The bill was backed by Florida’s Republican Governor Ron DeSantis and passed the state’s Senate Education Committee in a 6-3 party line vote, with Republicans voting in support and Democrats against.
The legislation, named “Individual Freedom,” was written and introduced by GOP Sen. Manny Diaz, Jr.
According to a summary of the legislation, “[t]he bill specifies that subjecting any individual, as a condition of employment, membership, certification, licensing, credentialing, or passing an examination, to training, instruction, or any other required activity that espouses, promotes, advances, inculcates, or compels such individual to believe certain specified divisive concepts constitutes unlawful discrimination.”
“The bill defines individual freedoms based on the fundamental truth that all individuals are equal before the law and have inalienable rights. Accordingly, the bill requires that instruction, instructional materials, and professional development in public schools be consistent with principles of individual freedom,” the summary states.
If adopted by other states, the bill could put an end to the left’s indoctrination tactics being used in schools and workplaces to brainwash Americans into following their Marxist beliefs.
The bill sparked debate among committee members with Democrats claimed that Diaz’s legislation turned the Florida legislature into the “thought police,” according to WTSP.
“Now we’re telling a company if they want to teach anti-discrimination, they want to teach diversity, they want to teach unconscious bias which is a course in the Florida Senate that they are potentially creating a cause of action from a disgruntled employee,” Democratic State Sen. Tina Scott Polsky argued.
Diaz defended his bill, saying, “the aim of this is to clearly have those discussions, to talk about the tough conversations and have it done in a manner where there’s an open dialogue.”
Under the legislation, Florida schools would be barred from teaching topics such as denial of the Holocaust or Critical Race Theory, deeming them theories that “distort historical events.”
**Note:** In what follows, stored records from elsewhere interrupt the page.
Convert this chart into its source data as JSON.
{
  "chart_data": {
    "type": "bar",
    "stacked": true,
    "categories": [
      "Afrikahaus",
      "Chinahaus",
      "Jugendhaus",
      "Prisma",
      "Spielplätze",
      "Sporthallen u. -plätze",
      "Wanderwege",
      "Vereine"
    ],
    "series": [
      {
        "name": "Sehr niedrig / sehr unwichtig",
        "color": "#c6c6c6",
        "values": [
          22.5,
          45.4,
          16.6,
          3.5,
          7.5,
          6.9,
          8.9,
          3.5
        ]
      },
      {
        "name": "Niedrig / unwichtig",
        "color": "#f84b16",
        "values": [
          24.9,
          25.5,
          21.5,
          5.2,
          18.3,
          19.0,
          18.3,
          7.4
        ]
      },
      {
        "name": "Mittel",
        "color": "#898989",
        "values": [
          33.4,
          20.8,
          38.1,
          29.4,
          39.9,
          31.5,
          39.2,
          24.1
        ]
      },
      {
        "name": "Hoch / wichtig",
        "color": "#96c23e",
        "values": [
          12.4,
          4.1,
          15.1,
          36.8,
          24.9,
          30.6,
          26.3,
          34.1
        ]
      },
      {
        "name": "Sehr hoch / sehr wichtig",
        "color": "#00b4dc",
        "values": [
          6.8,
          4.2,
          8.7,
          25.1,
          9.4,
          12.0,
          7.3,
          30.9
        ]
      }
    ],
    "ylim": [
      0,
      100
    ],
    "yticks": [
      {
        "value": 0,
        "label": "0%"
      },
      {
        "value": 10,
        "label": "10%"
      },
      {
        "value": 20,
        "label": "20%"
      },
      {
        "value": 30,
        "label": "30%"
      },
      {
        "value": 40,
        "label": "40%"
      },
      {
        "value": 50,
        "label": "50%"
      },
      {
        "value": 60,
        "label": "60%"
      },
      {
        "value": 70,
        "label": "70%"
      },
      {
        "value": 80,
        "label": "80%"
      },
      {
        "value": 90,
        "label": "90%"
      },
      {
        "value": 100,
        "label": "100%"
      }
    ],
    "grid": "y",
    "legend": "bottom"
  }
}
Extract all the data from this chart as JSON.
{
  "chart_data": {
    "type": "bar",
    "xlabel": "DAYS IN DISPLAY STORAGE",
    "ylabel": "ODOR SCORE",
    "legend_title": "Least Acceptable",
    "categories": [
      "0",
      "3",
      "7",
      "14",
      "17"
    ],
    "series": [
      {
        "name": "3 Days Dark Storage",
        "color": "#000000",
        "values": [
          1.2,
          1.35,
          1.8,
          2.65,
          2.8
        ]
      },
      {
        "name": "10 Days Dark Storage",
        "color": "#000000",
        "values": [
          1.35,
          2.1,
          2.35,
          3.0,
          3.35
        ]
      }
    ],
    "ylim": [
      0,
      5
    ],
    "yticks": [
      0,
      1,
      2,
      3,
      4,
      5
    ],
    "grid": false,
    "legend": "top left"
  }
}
Educators cannot “define American history as something other than the creation of a new nation based largely on universal principles stated in the Declaration of Independence,” according to the committee’s summary of the bill.
The summary of the bill states, “SBE rule regarding required instruction and reporting requires that instruction on the required topics must be factual and objective, and may not suppress or distort significant historical events, such as the Holocaust, slavery, the Civil War and Reconstruction, the civil rights movement and the contributions of women, African American and Hispanic people to our country.”
“Examples of theories that distort historical events and are inconsistent with SBE-approved standards include the denial or minimization of the Holocaust, and the teaching of Critical Race Theory, meaning the theory that racism is not merely the product of prejudice, but that racism is embedded in American society and its legal systems in order to uphold the supremacy of white persons. Instruction may not utilize material from the 1619 Project and may not define American history as something other than the creation of a new nation based largely on universal principles stated in the Declaration of Independence.”